= Optical pulsar =

Astronomical object

An optical pulsar is a pulsar which can be detected in the visible spectrum. There are very few of these known: the Crab Pulsar was detected by stroboscopic techniques in 1969, shortly after its discovery in radio waves, at the Steward Observatory. The Vela Pulsar was detected in 1977 at the Anglo-Australian Observatory, and was the faintest star ever imaged at that time.
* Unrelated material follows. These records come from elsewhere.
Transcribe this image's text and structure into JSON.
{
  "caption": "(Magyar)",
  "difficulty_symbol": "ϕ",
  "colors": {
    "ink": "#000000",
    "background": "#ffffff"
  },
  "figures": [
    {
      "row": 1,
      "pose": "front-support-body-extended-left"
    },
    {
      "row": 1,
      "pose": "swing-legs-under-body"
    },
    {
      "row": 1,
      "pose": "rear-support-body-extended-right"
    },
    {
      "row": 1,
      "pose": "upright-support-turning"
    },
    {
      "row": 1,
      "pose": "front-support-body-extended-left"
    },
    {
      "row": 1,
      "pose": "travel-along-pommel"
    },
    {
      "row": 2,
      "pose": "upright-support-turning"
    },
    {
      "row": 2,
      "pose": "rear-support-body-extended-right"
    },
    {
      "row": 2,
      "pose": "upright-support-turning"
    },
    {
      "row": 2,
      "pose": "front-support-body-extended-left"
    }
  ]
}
As of 2018, there are 13 recognized optical pulsars:

| Name of pulsar | Magnitude (B) |
| Crab Pulsar (CM Tauri, PSR B0531+21) | 16.5 |
| Vela Pulsar | 24 |
| PSR B0540-69 (in the Large Magellanic Cloud) | 23 |
| PSR B0656+14 | 26 |
| PSR B0633+17 (Geminga) | 25.5 |
| PSR B1509-58 (*) | 25.7 |
| PSR J1023+0038 | 22 |
| PSR B1055−52 | 24.9 |
| PSR B1929+10 | 25.6 |
| PSR B1133+16 | 28 |
| PSR B0950+08 | 27.1 |
| PSR J0108−1431 | 26.4 |
| PSR J0437−4715 | 20.98±0.09 |
*Source included but not discussed in paper by source paper.